If it seems what is being said is interesting, children – even excited ones in a pantomime audience – will hush-up and listen. The first character in Aladdin whom we meet is a storyteller (Harry Myers, doubling the role of the Emperor) and his rhyming couplets explain why we join the story at this particular point. As for its eight predecessors, this rock’n’roll show has a small cast of highly accomplished actor-musicians and a whole laundry-basket of stage effects and trickeries.
Peter Rowe, the New Wolsey’s artistic director, and Alan Ellis wrote the script originally for Clwyd Theatr Cymru in 1998. It’s stood the test of time and Rowe’s production keeps the adventure flowing with lively characterisations from his players and a great deal of help from set designer Foxton and costume designer Alison Cartledge. Julian Harries offers an interesting Widow Twankey, less rumbustious than some others but always engaging with the audience. Nor is Sarah Mahony’s Princess just a pretty face for Aladdin and Wishee Washee to fall in love with; she’s a feisty young lady with a clear sense of where deceit is liable to lead.
Looking rather like an attenuated Nosferatu, Johnson Willis’ Abanazar (trailing a running joke about Abba at his coat-tails) is a thorough and slinky unpleasant villain, ripe for the audience’s boos and hisses as he schemes to take over the world. The lamp’s Genie is Shirley Darroch with a slight air of Sarah Palin in a glossy green wig and matching harem pants and there’s an intervention by pet monkey Nanas, who is athletically played by Francesca Loren.

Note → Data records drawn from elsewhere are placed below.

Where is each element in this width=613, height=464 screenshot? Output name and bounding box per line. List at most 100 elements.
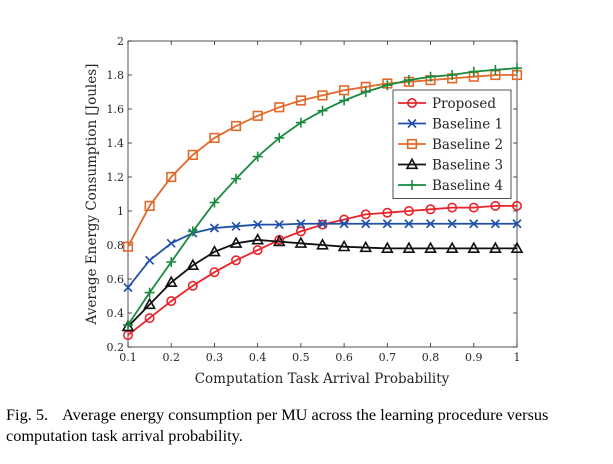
data-point	[231, 255, 242, 266]
data-point	[382, 219, 392, 229]
legend-marker	[406, 138, 418, 150]
data-point	[510, 241, 524, 253]
figure-caption: Fig. 5. Average energy consumption per MU…	[6, 404, 610, 446]
data-point	[317, 105, 328, 116]
series-layer	[121, 63, 524, 341]
data-point	[511, 200, 522, 211]
data-point	[230, 120, 242, 132]
legend-label: Baseline 3	[432, 158, 503, 174]
data-point	[252, 151, 263, 162]
legend-item: Baseline 2	[398, 137, 503, 153]
data-point	[123, 319, 133, 330]
data-point	[382, 80, 393, 91]
data-point	[425, 219, 436, 229]
x-tick-label: 0.4	[249, 351, 267, 364]
data-point	[380, 241, 394, 253]
y-axis-label: Average Energy Consumption [Joules]	[84, 64, 100, 326]
data-point	[316, 238, 329, 250]
data-point	[231, 173, 242, 184]
data-point	[468, 66, 479, 77]
data-point	[339, 95, 350, 106]
data-point	[360, 209, 371, 220]
data-point	[253, 220, 263, 230]
data-point	[294, 236, 308, 248]
data-point	[317, 219, 328, 229]
data-point	[317, 90, 328, 101]
x-tick-label: 1	[514, 351, 521, 364]
data-point	[490, 219, 500, 229]
data-point	[424, 241, 437, 253]
data-point	[469, 219, 479, 229]
plot-axes: 0.1 0.2 0.3 0.4 0.5 0.6 0.7 0.8 0.9 10.20.40.60.8…	[107, 35, 521, 364]
data-point	[403, 75, 414, 86]
y-tick-label: 0.8	[107, 239, 125, 252]
data-point	[143, 297, 156, 310]
data-point	[382, 207, 393, 218]
data-point	[144, 287, 155, 298]
data-point	[122, 241, 134, 252]
data-point	[447, 219, 457, 229]
data-point	[186, 258, 200, 270]
x-tick-label: 0.1	[119, 351, 137, 364]
data-point	[402, 241, 416, 253]
legend-marker	[407, 180, 417, 190]
legend-item: Baseline 1	[398, 117, 503, 133]
data-point	[403, 206, 414, 217]
data-point	[166, 238, 176, 248]
data-point	[123, 282, 133, 293]
data-point	[144, 313, 155, 324]
figure-label: Fig. 5.	[6, 405, 49, 424]
y-tick-label: 1	[117, 205, 124, 218]
y-tick-label: 0.6	[107, 273, 125, 286]
data-point	[425, 71, 436, 82]
legend-label: Proposed	[432, 96, 496, 112]
x-tick-label: 0.5	[292, 351, 310, 364]
data-point	[296, 219, 306, 229]
legend-marker	[406, 98, 417, 109]
data-point	[187, 149, 198, 161]
x-tick-label: 0.8	[422, 351, 440, 364]
data-point	[272, 234, 286, 247]
data-point	[447, 70, 458, 80]
data-point	[361, 219, 371, 229]
legend-label: Baseline 1	[432, 117, 503, 133]
data-point	[166, 171, 177, 183]
data-point	[339, 85, 350, 96]
y-tick-label: 0.2	[107, 341, 125, 354]
data-point	[445, 241, 459, 253]
legend-item: Proposed	[398, 96, 496, 112]
x-tick-label: 0.2	[162, 351, 180, 364]
data-point	[208, 244, 221, 257]
data-point	[274, 102, 285, 113]
data-point	[337, 239, 351, 252]
data-point	[404, 219, 414, 229]
series-baseline-3	[121, 233, 524, 332]
data-point	[252, 110, 263, 121]
x-tick-label: 0.6	[335, 351, 353, 364]
data-point	[187, 280, 198, 291]
data-point	[359, 240, 373, 253]
series-line	[127, 238, 517, 328]
data-point	[447, 202, 458, 213]
data-point	[187, 226, 198, 237]
data-point	[144, 200, 155, 212]
caption-text: Average energy consumption per MU across…	[6, 405, 549, 445]
y-tick-label: 0.4	[107, 307, 125, 320]
legend-label: Baseline 2	[432, 137, 503, 153]
x-tick-label: 0.7	[379, 351, 397, 364]
data-point	[209, 197, 220, 208]
data-point	[121, 319, 135, 332]
data-point	[339, 219, 349, 229]
data-point	[229, 236, 243, 248]
data-point	[145, 255, 155, 265]
legend-item: Baseline 3	[398, 158, 503, 174]
legend-label: Baseline 4	[432, 178, 503, 194]
x-axis-label: Computation Task Arrival Probability	[195, 371, 450, 387]
x-tick-label: 0.3	[206, 351, 224, 364]
data-point	[274, 132, 285, 143]
y-tick-label: 1.8	[107, 69, 125, 82]
series-baseline-4	[123, 63, 522, 330]
data-point	[468, 202, 479, 213]
data-point	[512, 63, 522, 74]
y-tick-label: 1.6	[107, 103, 125, 116]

This production has cast Aladdin and Wishee Washee from two actors who do look sufficientlt alike to be brothers. Alex Tomkins is our hero, not quite as simple as Abanazar would like him to be and someone who has lessons to learn before the happy ending. I felt for Gregory Clarke in his (literally) fall-guy role. All the songs selected by musical director Ben Goddard work in this context and, where appropriate, the cast belts them out with a will. I suspect that some of the audience may think that learning a brass instrument could be even more rewarding than plucking away at an electric guitar or hammering at a keyboard. Sometimes the phrase “actor-musician” is misused, but not in this case.